The key to success in ministry, as God defines success, is getting in line with what God wants to do, or is doing. The biblical concept of ministry is serving God or other people in a way that furthers God’s will or purpose. Further, true ministry must be empowered and directed by God. God is clear that "it is the Spirit that quickens, the flesh profits nothing." (John 6:63) He warns in the Old Testament that, "Unless the Lord builds the house, they do labor in vain that build it." (Psalms 127:1) Paul said the apostles were those who "glory in Christ Jesus and put no confidence in the flesh." (Phil. 3:3) These passages and many others all suggest the same thing: If God’s power moves through us in ministry, spiritual fruit will be borne. If his power is not animating our ministry, nothing we do will help the situation.

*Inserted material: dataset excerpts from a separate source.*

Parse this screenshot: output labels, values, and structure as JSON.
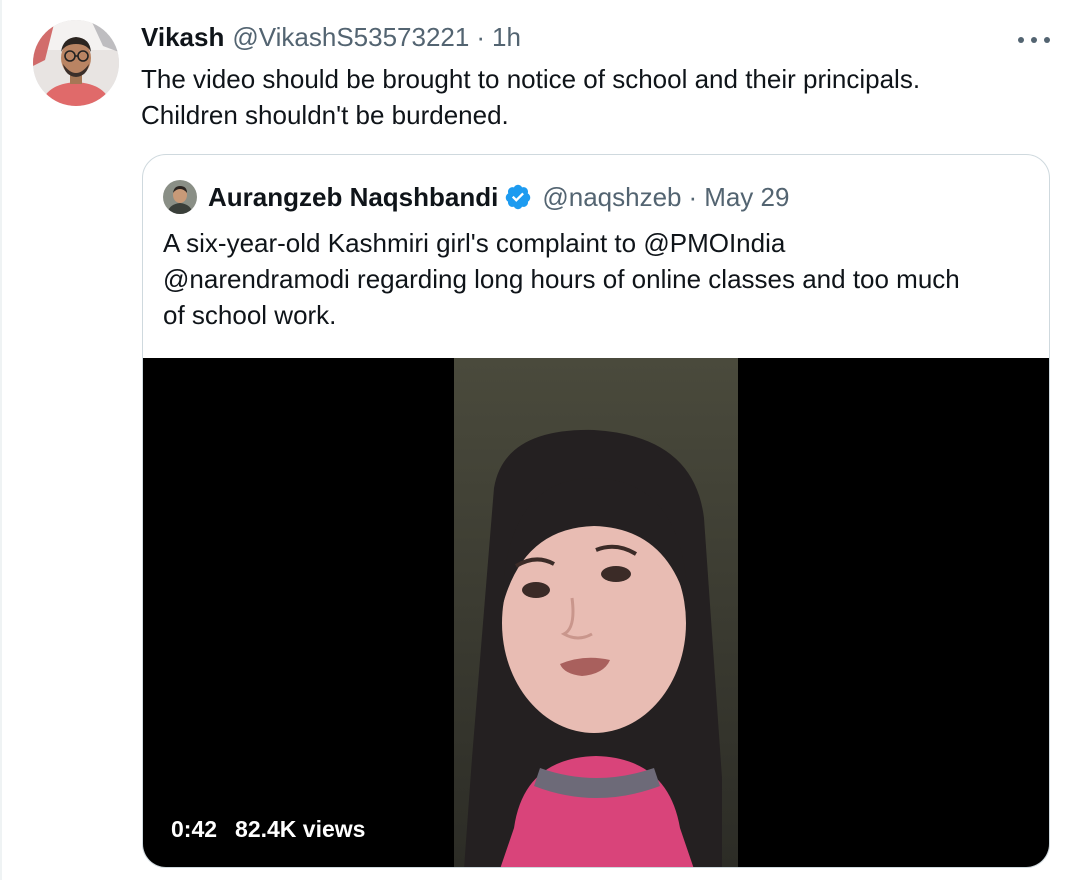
{
  "tweet": {
    "author_name": "Vikash",
    "author_handle": "@VikashS53573221",
    "separator": "·",
    "time": "1h",
    "text_line1": "The video should be brought to notice of school and their principals.",
    "text_line2": "Children shouldn't be burdened.",
    "more_icon": "more-horizontal-icon"
  },
  "quoted": {
    "author_name": "Aurangzeb Naqshbandi",
    "verified_icon": "verified-badge-icon",
    "author_handle": "@naqshzeb",
    "separator": "·",
    "time": "May 29",
    "text_line1": "A six-year-old Kashmiri girl's complaint to @PMOIndia",
    "text_line2": "@narendramodi regarding long hours of online classes and too much",
    "text_line3": "of school work.",
    "video": {
      "duration": "0:42",
      "views": "82.4K views"
    }
  },
  "colors": {
    "text_primary": "#0f1419",
    "text_secondary": "#536471",
    "verified_blue": "#1d9bf0",
    "border": "#cfd9de",
    "video_bg": "#000000"
  }
}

Over against the biblical teaching about the centrality of God in ministry, the Bible teaches that human agency is also significant. In each case where a church is planted in the book of Acts, one or more humans went to that city and were used by God to plant it. Paul teaches that God presents members of the Body of Christ with gifts, ministries, and effects for his glory, and for the common good. (1 Cor. 12:4-7) Paul goes so far as to say that people cannot believe unless they hear, and they can’t hear unless someone preaches. (Rom. 10:14) He also says God has "committed to us the message of reconciliation." (2Cor. 5:19)
In other words, God wants to work his will through the agency of cooperating Christians servants who understand his ways and actively move out to become "fellow workers with God." (1 Cor. 3:7) The degree to which God has delegated the task of reaching the world to humans is remarkable. One important function that God expects many Christians to carry out for him is leadership. From one end of the Bible to the other, God worked through human leaders. Most of the great heroes of faith from Abraham to Moses to David to Paul were leaders. In the New Testament the role of human leader is expanded further. No longer is leadership reserved for kings or priests. In the Body of Christ, the apostles regularly appointed leadership in every locality from common people.

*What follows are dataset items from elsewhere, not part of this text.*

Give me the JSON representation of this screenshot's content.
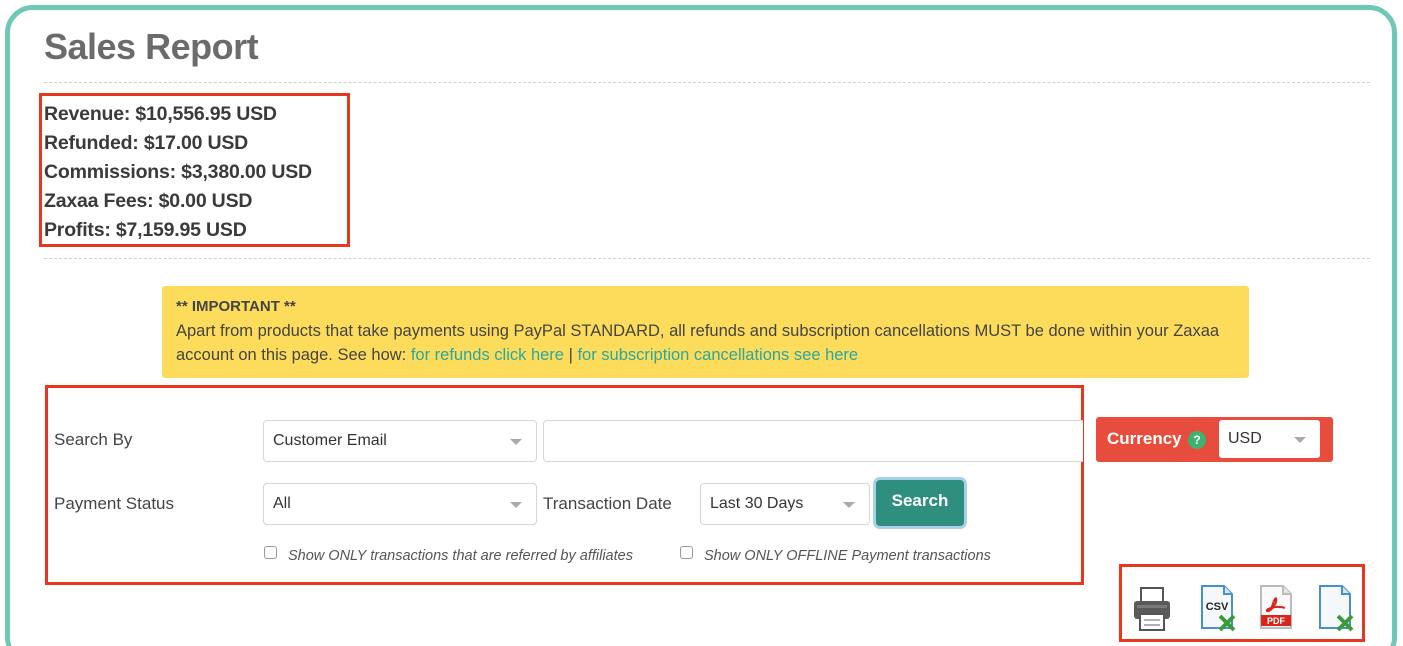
{
  "page": {
    "title": "Sales Report"
  },
  "summary": {
    "revenue": "Revenue: $10,556.95 USD",
    "refunded": "Refunded: $17.00 USD",
    "commissions": "Commissions: $3,380.00 USD",
    "fees": "Zaxaa Fees: $0.00 USD",
    "profits": "Profits: $7,159.95 USD"
  },
  "notice": {
    "heading": "** IMPORTANT **",
    "body": "Apart from products that take payments using PayPal STANDARD, all refunds and subscription cancellations MUST be done within your Zaxaa account on this page. See how: ",
    "refunds_link": "for refunds click here",
    "separator": " | ",
    "cancellations_link": "for subscription cancellations see here"
  },
  "search": {
    "search_by_label": "Search By",
    "search_by_value": "Customer Email",
    "search_text_value": "",
    "payment_status_label": "Payment Status",
    "payment_status_value": "All",
    "transaction_date_label": "Transaction Date",
    "transaction_date_value": "Last 30 Days",
    "search_button": "Search",
    "affiliate_checkbox_label": "Show ONLY transactions that are referred by affiliates",
    "offline_checkbox_label": "Show ONLY OFFLINE Payment transactions"
  },
  "currency": {
    "label": "Currency",
    "help": "?",
    "value": "USD"
  },
  "exports": {
    "csv_label": "CSV",
    "pdf_label": "PDF"
  },
  "colors": {
    "frame": "#6fc7b5",
    "highlight_border": "#e8371f",
    "notice_bg": "#fddc5c",
    "link": "#2aa8a0",
    "search_button": "#2f8f7e",
    "currency_bg": "#e74c3c"
  },
  "icons": [
    "printer-icon",
    "csv-export-icon",
    "pdf-export-icon",
    "excel-export-icon"
  ]
}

Jesus' observation that "The harvest is plentiful but the workers are few," and his call to "Ask the Lord of the harvest, therefore, to send out workers into his harvest field," both imply that God's intentions on earth may be thwarted by a shortage of qualified leaders. (Mat. 9:37,38) In order for home churches to replicate themselves, leaders must be raised up. Therefore, for those of us who are concerned about following God and seeing his will done on earth, the matter of finding and establishing human leadership is urgent.
Obviously, if human leadership didn't matter—if all ministry is up to God alone, all groups would be the same. But this is not the case. How often we see God’s power restricted in groups with poor leaders! Meanwhile, other groups seem to flourish both inwardly and in outward growth. God sends leaders into his flock to galvanize and excite people, reminding them of their mission, and firing their imagination for the future. Our tasks can seem routine and uninteresting when carried out without the benefit of leadership. Yet when a good leader arrives, those same tasks seem exciting and worthwhile.
Questions to be answered:
If we accept this view, what does it mean for our actions and attitudes?
What are the signs that we are placing adequate emphasis on God's part in ministry?
What signs would suggest we are putting too much onto God (super-spirituality)?